The federal minister responsible for the Census, Michael McCormack, has refuted claims Australia's first online Census last night was cyber-attacked, contradicting an earlier statement from Australian Bureau of Statistics chief David Kalisch.
Last night's national Census ended in catastrophe after citizens were unable to access the website to complete the online form. Kalisch told the ABC this morning that the website was shut down after 7:30pm to ensure the integrity of the data, claiming it was hit by four denial-of-service (DOS) attacks.
Australian privacy commissioner Timothy Pilgrim on Wednesday morning announced the commencement of an investigation into the ABS to ensure no data had been compromised.
McCormack then fronted the media this morning with Kalisch, saying there was no attack or hack, and the data had not been compromised. The ABS received 2.3 million Census forms before the website was taken down.

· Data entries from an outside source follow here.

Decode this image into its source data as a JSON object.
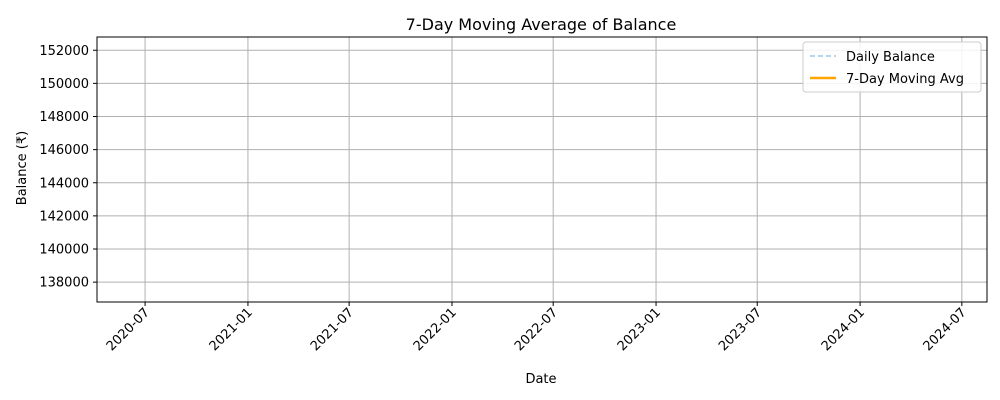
{
  "chart_data": {
    "type": "line",
    "title": "7-Day Moving Average of Balance",
    "xlabel": "Date",
    "ylabel": "Balance (₹)",
    "x_ticks": [
      "2020-07",
      "2021-01",
      "2021-07",
      "2022-01",
      "2022-07",
      "2023-01",
      "2023-07",
      "2024-01",
      "2024-07"
    ],
    "y_ticks": [
      138000,
      140000,
      142000,
      144000,
      146000,
      148000,
      150000,
      152000
    ],
    "xlim": [
      "2020-04-06",
      "2024-08-15"
    ],
    "ylim": [
      136800,
      152800
    ],
    "grid": true,
    "legend_position": "top-right",
    "series": [
      {
        "name": "Daily Balance",
        "color": "#9ecae1",
        "style": "dashed",
        "x": [],
        "y": []
      },
      {
        "name": "7-Day Moving Avg",
        "color": "#ffa500",
        "style": "solid",
        "x": [],
        "y": []
      }
    ]
  }
}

The prime minister's cyber security adviser Alistair McGibbon said a "confluence of events" led to the website failure. This included ineffective geo-blocking, issues with the performance monitoring system and a router failure due to the high website traffic.
McGibbon said that the Australian Signals Directorate was investigating the source of the attack, but that most of the traffic came from the United States. Although the website was only supposed to be accessible from within Australia, the geo-blocking measures failed, according to Kalisch.
Despite the federal government warning Australians could risk fines for not completing the Census on time, McCormack said the deadline for completion was 23 September.
The government spent millions of dollars on outsourcing services and software licenses for the Census, including $9.6 million to IBM to host the eCensus, and more than $1 million across multiple contracts to Melbourne-based Revolution IT for load testing.
The Census website is still unavailable at the time of writing.